Frances returned the story to the teacher and went home. The next day she saw Lydia showing something to another girl, and when she got closer she saw that it was the pair of baby shoes. She approached Lydia as soon as she could be alone with her. “Would
you please give me the shoes?” she said.
“They are magic shoes. I will not part with them. You have not shown yourself worthy to possess them,” said Lydia in her make-believe voice.
“It’s not funny,” said Frances.
“These aren’t those shoes, stupid,” said Lydia. “I found these.”
“But somebody dug up the shoes we hid,” said Frances. “I looked in the park. They’re not there.”

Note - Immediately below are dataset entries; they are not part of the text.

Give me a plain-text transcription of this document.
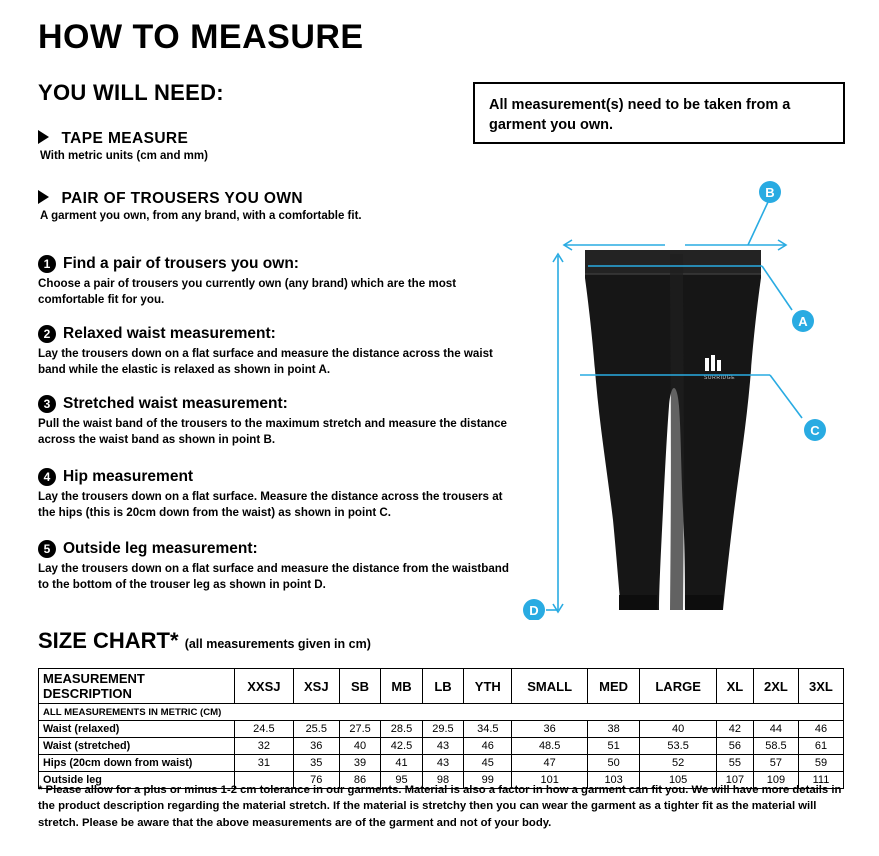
HOW TO MEASURE
YOU WILL NEED:	All measurement(s) need to be taken from a garment you own.
TAPE MEASURE
With metric units (cm and mm)
PAIR OF TROUSERS YOU OWN
A garment you own, from any brand, with a comfortable fit.
1 Find a pair of trousers you own:
Choose a pair of trousers you currently own (any brand) which are the most comfortable fit for you.
2 Relaxed waist measurement:
Lay the trousers down on a flat surface and measure the distance across the waist band while the elastic is relaxed as shown in point A.
3 Stretched waist measurement:
Pull the waist band of the trousers to the maximum stretch and measure the distance across the waist band as shown in point B.
4 Hip measurement
Lay the trousers down on a flat surface. Measure the distance across the trousers at the hips (this is 20cm down from the waist) as shown in point C.
5 Outside leg measurement:
Lay the trousers down on a flat surface and measure the distance from the waistband to the bottom of the trouser leg as shown in point D.
SURRIDGE
B
A
C
D
SIZE CHART* (all measurements given in cm)
MEASUREMENT DESCRIPTION	XXSJ	XSJ	SB	MB	LB	YTH	SMALL	MED	LARGE	XL	2XL	3XL
ALL MEASUREMENTS IN METRIC (CM)												
Waist (relaxed)	24.5	25.5	27.5	28.5	29.5	34.5	36	38	40	42	44	46
Waist (stretched)	32	36	40	42.5	43	46	48.5	51	53.5	56	58.5	61
Hips (20cm down from waist)	31	35	39	41	43	45	47	50	52	55	57	59
Outside leg		76	86	95	98	99	101	103	105	107	109	111
* Please allow for a plus or minus 1-2 cm tolerance in our garments. Material is also a factor in how a garment can fit you. We will have more details in the product description regarding the material stretch. If the material is stretchy then you can wear the garment as a tighter fit as the material will stretch. Please be aware that the above measurements are of the garment and not of your body.
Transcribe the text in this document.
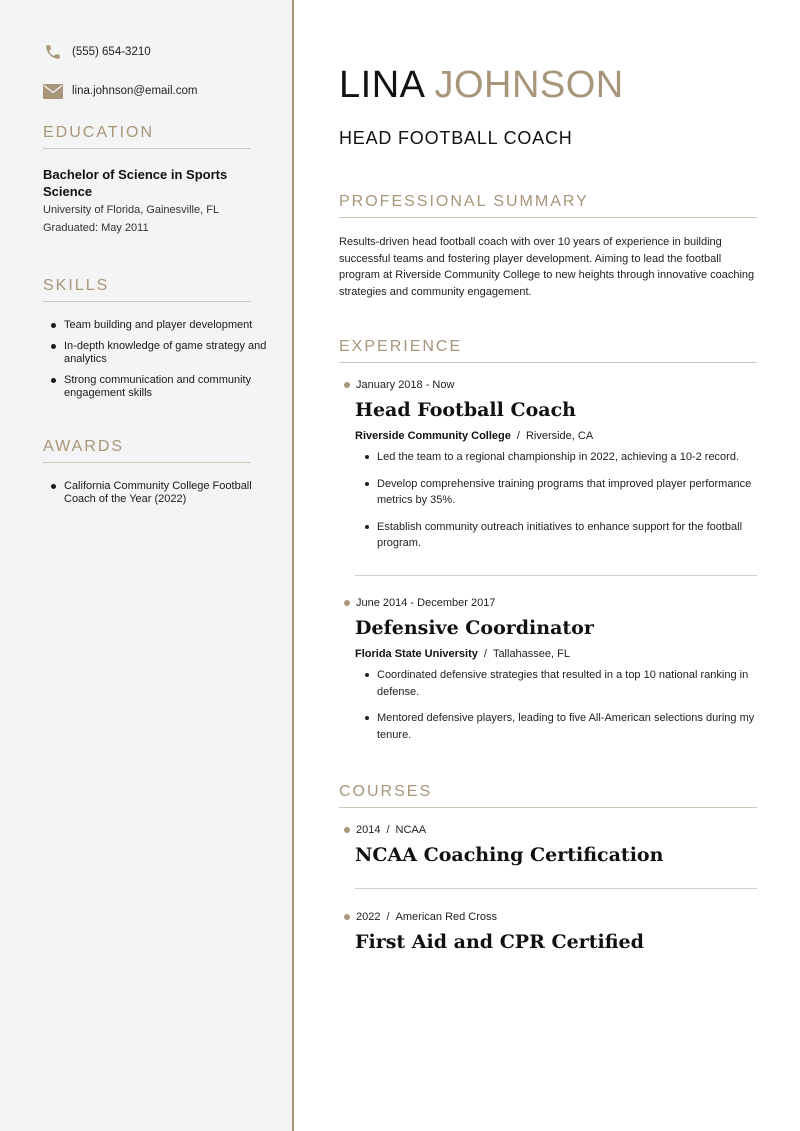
(555) 654-3210
lina.johnson@email.com
EDUCATION
Bachelor of Science in Sports Science
University of Florida, Gainesville, FL
Graduated: May 2011
SKILLS
Team building and player development
In-depth knowledge of game strategy and analytics
Strong communication and community engagement skills
AWARDS
California Community College Football Coach of the Year (2022)
LINA JOHNSON
HEAD FOOTBALL COACH
PROFESSIONAL SUMMARY
Results-driven head football coach with over 10 years of experience in building successful teams and fostering player development. Aiming to lead the football program at Riverside Community College to new heights through innovative coaching strategies and community engagement.
EXPERIENCE
January 2018 - Now
Head Football Coach
Riverside Community College / Riverside, CA
Led the team to a regional championship in 2022, achieving a 10-2 record.
Develop comprehensive training programs that improved player performance metrics by 35%.
Establish community outreach initiatives to enhance support for the football program.
June 2014 - December 2017
Defensive Coordinator
Florida State University / Tallahassee, FL
Coordinated defensive strategies that resulted in a top 10 national ranking in defense.
Mentored defensive players, leading to five All-American selections during my tenure.
COURSES
2014 / NCAA
NCAA Coaching Certification
2022 / American Red Cross
First Aid and CPR Certified
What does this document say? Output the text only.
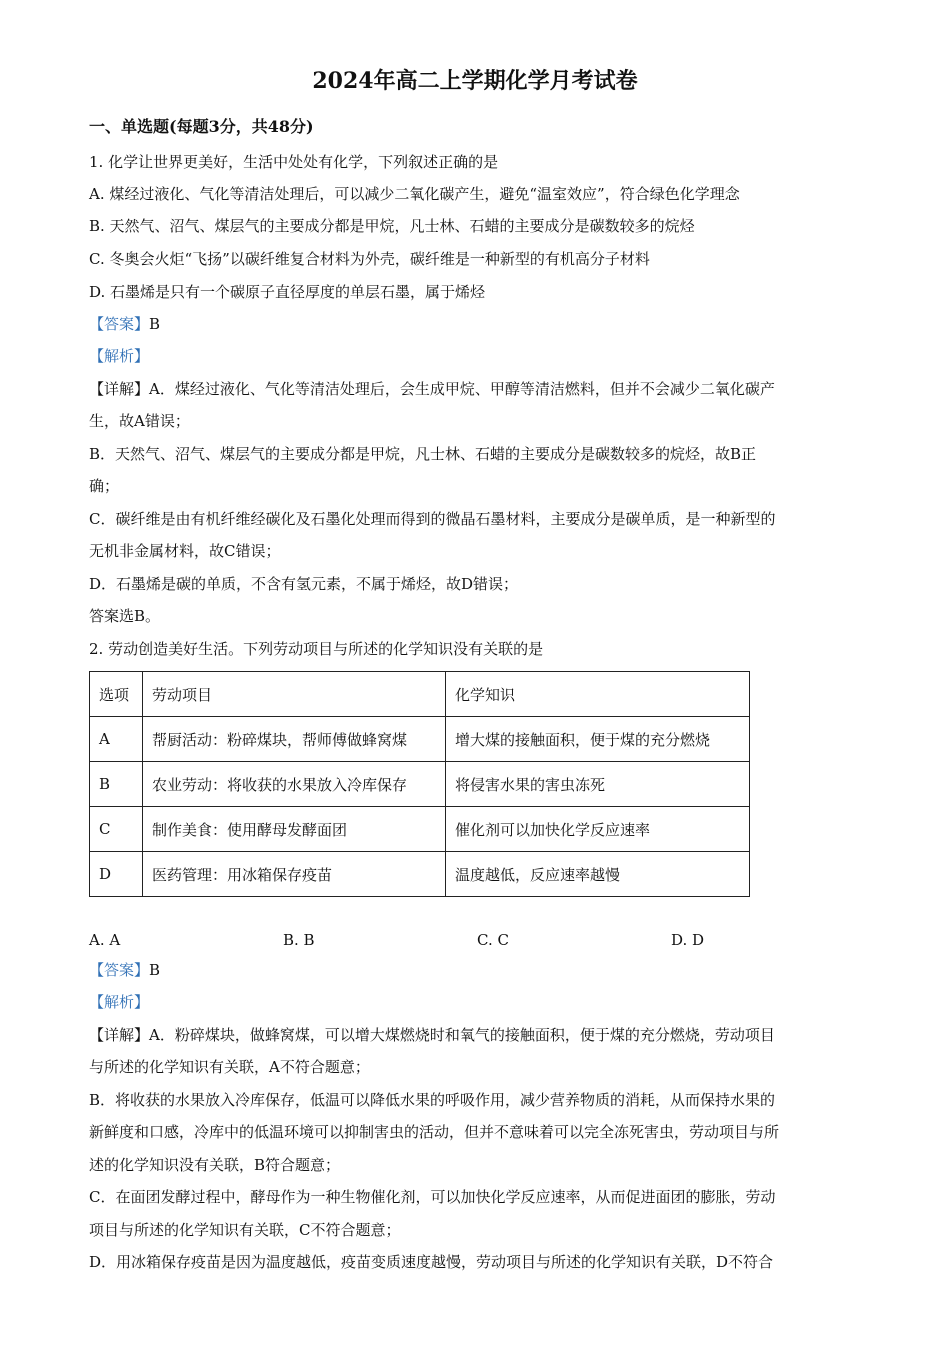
2024年高二上学期化学月考试卷
一、单选题(每题3分，共48分)
1. 化学让世界更美好，生活中处处有化学，下列叙述正确的是
A. 煤经过液化、气化等清洁处理后，可以减少二氧化碳产生，避免“温室效应”，符合绿色化学理念
B. 天然气、沼气、煤层气的主要成分都是甲烷，凡士林、石蜡的主要成分是碳数较多的烷烃
C. 冬奥会火炬“飞扬”以碳纤维复合材料为外壳，碳纤维是一种新型的有机高分子材料
D. 石墨烯是只有一个碳原子直径厚度的单层石墨，属于烯烃
【答案】B
【解析】
【详解】A．煤经过液化、气化等清洁处理后，会生成甲烷、甲醇等清洁燃料，但并不会减少二氧化碳产
生，故A错误；
B．天然气、沼气、煤层气的主要成分都是甲烷，凡士林、石蜡的主要成分是碳数较多的烷烃，故B正
确；
C．碳纤维是由有机纤维经碳化及石墨化处理而得到的微晶石墨材料，主要成分是碳单质，是一种新型的
无机非金属材料，故C错误；
D．石墨烯是碳的单质，不含有氢元素，不属于烯烃，故D错误；
答案选B。
2. 劳动创造美好生活。下列劳动项目与所述的化学知识没有关联的是
选项	劳动项目	化学知识
A	帮厨活动：粉碎煤块，帮师傅做蜂窝煤	增大煤的接触面积，便于煤的充分燃烧
B	农业劳动：将收获的水果放入冷库保存	将侵害水果的害虫冻死
C	制作美食：使用酵母发酵面团	催化剂可以加快化学反应速率
D	医药管理：用冰箱保存疫苗	温度越低，反应速率越慢
A. A	B. B	C. C	D. D
【答案】B
【解析】
【详解】A．粉碎煤块，做蜂窝煤，可以增大煤燃烧时和氧气的接触面积，便于煤的充分燃烧，劳动项目
与所述的化学知识有关联，A不符合题意；
B．将收获的水果放入冷库保存，低温可以降低水果的呼吸作用，减少营养物质的消耗，从而保持水果的
新鲜度和口感，冷库中的低温环境可以抑制害虫的活动，但并不意味着可以完全冻死害虫，劳动项目与所
述的化学知识没有关联，B符合题意；
C．在面团发酵过程中，酵母作为一种生物催化剂，可以加快化学反应速率，从而促进面团的膨胀，劳动
项目与所述的化学知识有关联，C不符合题意；
D．用冰箱保存疫苗是因为温度越低，疫苗变质速度越慢，劳动项目与所述的化学知识有关联，D不符合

“Well, it wasn’t me,” said Lydia.
The next day Frances saw her show the shoes to Mrs. Reilly. “The real shoes?” said Mrs. Reilly. “The shoes in the story?”
“Sort of,” said Lydia.
“You can read the story in assembly,” said Mrs. Reilly. “Then when you’re done, pull out the shoes. What do you think of that suggestion?” Each class had a turn being in charge of an assembly and their turn was coming in a few weeks. Most classes put on a play about a holiday, but Mrs. Reilly had said they should have a talent show. Someone was going to play the piano, someone else would sing, and so on. “Maybe Frances will read the part she worked on,” she continued. “Or maybe you’d like to write a different story, Frances.”
Frances said she would do something else. Parents came to assemblies, and her mother might even take time off from work if Frances were in the talent show. Frances and a group of girls had planned to sing. If she were one of a large group, maybe her mother wouldn’t come.
She considered telling Mrs. Reilly that Lydia had taken shoes that belonged to her, but she was afraid that if she seemed upset, Mrs. Reilly would tell her mother. Or Mrs. Reilly might think she was jealous of Lydia. Lydia didn’t claim that she herself had burst in on robbers who had kidnapped a baby, but Frances found that when she pictured the events of Lydia’s story, it was Lydia who climbed through that window, wearing a nurse’s uniform that was more like a Halloween costume.
Frances sat in the kitchen at home, watching her mother cook dinner. Hilda moved around the small kitchen as if she knew the pots and knives she wanted would come to meet her, rising slightly from the table or sink when she reached for them. Frances thought that her mother must sometimes think about the baby who had died. Maybe she had loved that baby more than she had ever loved Frances and was always a little disappointed in what she had gotten instead. She had scarcely known that baby. How much love could you have for someone who was only a few days old? Yet right at this moment, Frances thought, her mother might be thinking about that baby. “What are you thinking about?” she said.